The Microsoft Build conference in San Francisco kicked off Tuesday with a sweeping announcement: the tech giant is unveiling its own AI ecosystem, designed to break free from OpenAI dependence and redefine how users interact with technology. At the heart of the push is the MAI-Thinking-1 model, a “reasoning” AI that Microsoft claims outperforms OpenAI’s GPT-5.5 while operating at 10 times the cost-efficiency. The unveiling also included a new Android-based wearable device, the Project Solara, and a mini PC capable of running large AI models offline—a direct challenge to Apple and OpenAI’s upcoming AI-powered hardware.

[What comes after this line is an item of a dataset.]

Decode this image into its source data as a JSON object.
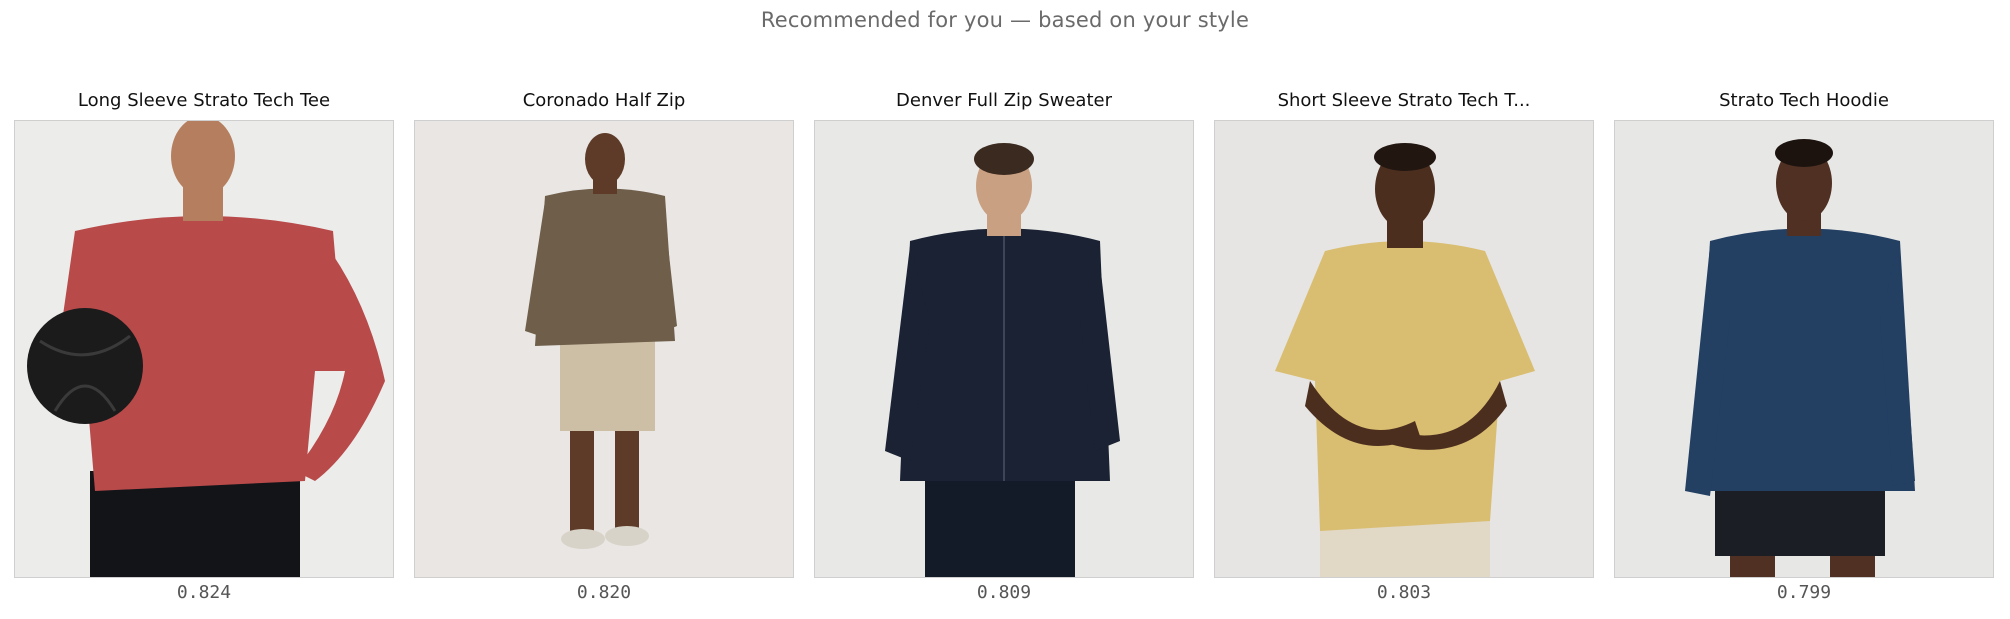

The AI Arms Race: Microsoft’s Bid to Replace OpenAI
Microsoft’s move marks the most aggressive step yet in its campaign to reduce reliance on OpenAI, a partner since 2019. The company has spent billions investing in OpenAI, but its latest announcements signal a pivot toward self-sufficiency. The MAI-Thinking-1 model, Microsoft’s first “reasoning” AI, was developed from scratch using proprietary datasets—no fine-tuning from competitors like Anthropic or Google. According to Euronews, the model outperformed Anthropic’s Claude Sonnet 4.6 in blind tests conducted by Surge, an independent AI evaluation firm. Satya Nadella, Microsoft’s CEO, framed the shift as inevitable: “We believe the time has come for every company to move beyond just using top-tier models and become full participants in the AI race.”

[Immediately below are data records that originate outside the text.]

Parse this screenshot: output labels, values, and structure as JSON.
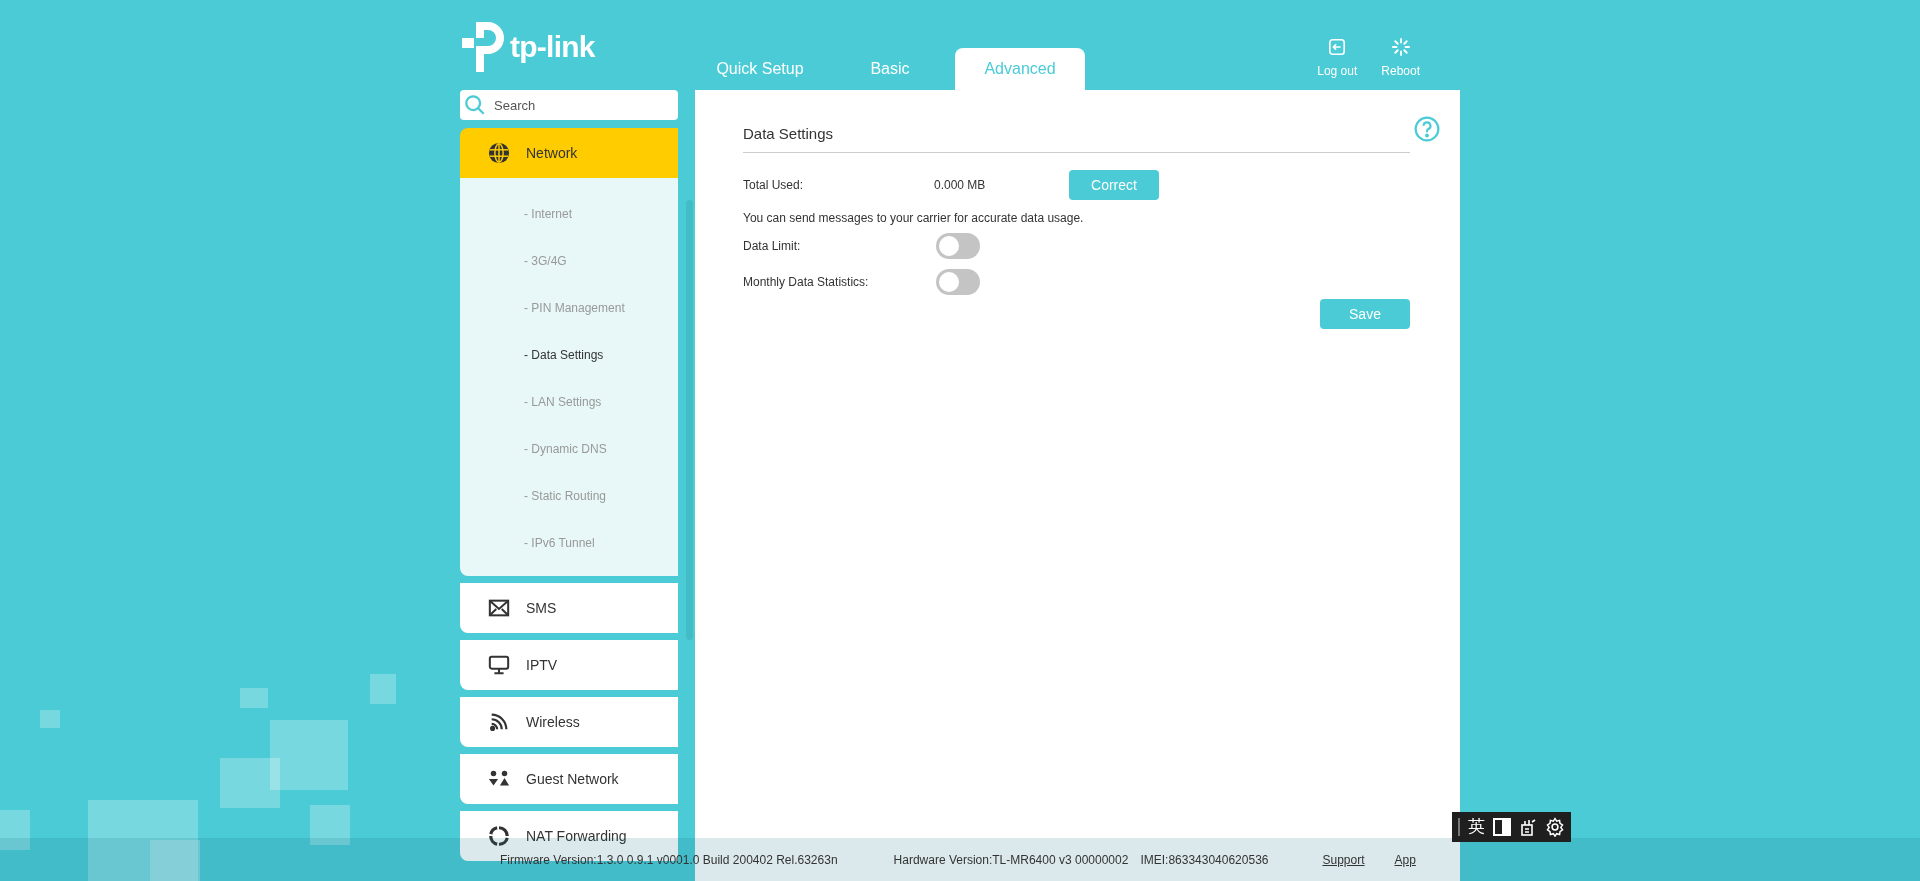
{
  "header": {
    "logo": "tp-link",
    "tabs": [
      {
        "label": "Quick Setup",
        "selected": false
      },
      {
        "label": "Basic",
        "selected": false
      },
      {
        "label": "Advanced",
        "selected": true
      }
    ],
    "actions": [
      {
        "kind": "logout",
        "label": "Log out"
      },
      {
        "kind": "reboot",
        "label": "Reboot"
      }
    ]
  },
  "sidebar": {
    "search": {
      "placeholder": "Search"
    },
    "items": [
      {
        "kind": "globe",
        "label": "Network",
        "selected": true,
        "expanded": true,
        "children": [
          {
            "label": "- Internet",
            "selected": false
          },
          {
            "label": "- 3G/4G",
            "selected": false
          },
          {
            "label": "- PIN Management",
            "selected": false
          },
          {
            "label": "- Data Settings",
            "selected": true
          },
          {
            "label": "- LAN Settings",
            "selected": false
          },
          {
            "label": "- Dynamic DNS",
            "selected": false
          },
          {
            "label": "- Static Routing",
            "selected": false
          },
          {
            "label": "- IPv6 Tunnel",
            "selected": false
          }
        ]
      },
      {
        "kind": "mail",
        "label": "SMS",
        "selected": false
      },
      {
        "kind": "monitor",
        "label": "IPTV",
        "selected": false
      },
      {
        "kind": "wireless",
        "label": "Wireless",
        "selected": false
      },
      {
        "kind": "guest",
        "label": "Guest Network",
        "selected": false
      },
      {
        "kind": "nat",
        "label": "NAT Forwarding",
        "selected": false
      }
    ]
  },
  "panel": {
    "title": "Data Settings",
    "total_used": {
      "label": "Total Used:",
      "value": "0.000 MB",
      "button": "Correct"
    },
    "note": "You can send messages to your carrier for accurate data usage.",
    "toggles": [
      {
        "label": "Data Limit:",
        "on": false
      },
      {
        "label": "Monthly Data Statistics:",
        "on": false
      }
    ],
    "save": "Save"
  },
  "footer": {
    "firmware": "Firmware Version:1.3.0 0.9.1 v0001.0 Build 200402 Rel.63263n",
    "hardware": "Hardware Version:TL-MR6400 v3 00000002",
    "imei": "IMEI:863343040620536",
    "links": [
      "Support",
      "App"
    ]
  },
  "ime_toolbar": {
    "mode": "英"
  }
}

Project Solara: The Wearable That Could Kill the Smartphone
If Microsoft’s AI models are the brains, then Project Solara is the body—a wearable device that blurs the line between smartphone and AI assistant. The device, unveiled at Computex 2026, runs on an Android-based OS (Microsoft’s Device Ecosystem Platform) and features a Qualcomm SoC, front-facing cameras, and 5G connectivity. Unlike today’s app-heavy phones, Project Solara is designed for “agent-first” interactions, where users summon AI helpers via voice or gesture rather than tapping through menus.
Hardware That Runs AI Locally: The RTX Spark Dev Box
Microsoft isn’t just building software—it’s also pushing hardware that can run AI models on-device. The Surface RTX Spark Dev Box, powered by Nvidia’s new RTX Spark PC chip, is a mini PC capable of hosting a 120-billion-parameter AI model—a feat most consumer laptops can’t match. Satya Nadella, who pre-ordered the device himself, called it a “game-changer for developers.” The box runs Windows 11 Pro and is optimized for AI training and inference, allowing companies to keep sensitive data offline while still leveraging large language models.Microsoft Scout: The AI Assistant That Never Sleeps
Complementing its hardware and models, Microsoft introduced Microsoft Scout—a “always-on” AI assistant designed to handle meeting prep, email drafting, and scheduling autonomously. Built on OpenClaw, an open-source framework gaining traction in 2025, Scout represents Microsoft’s bet on “autonomous agents” that act on behalf of users without constant prompting. While still in limited testing, Scout is part of Microsoft’s broader push to replace manual workflows with AI-driven automation.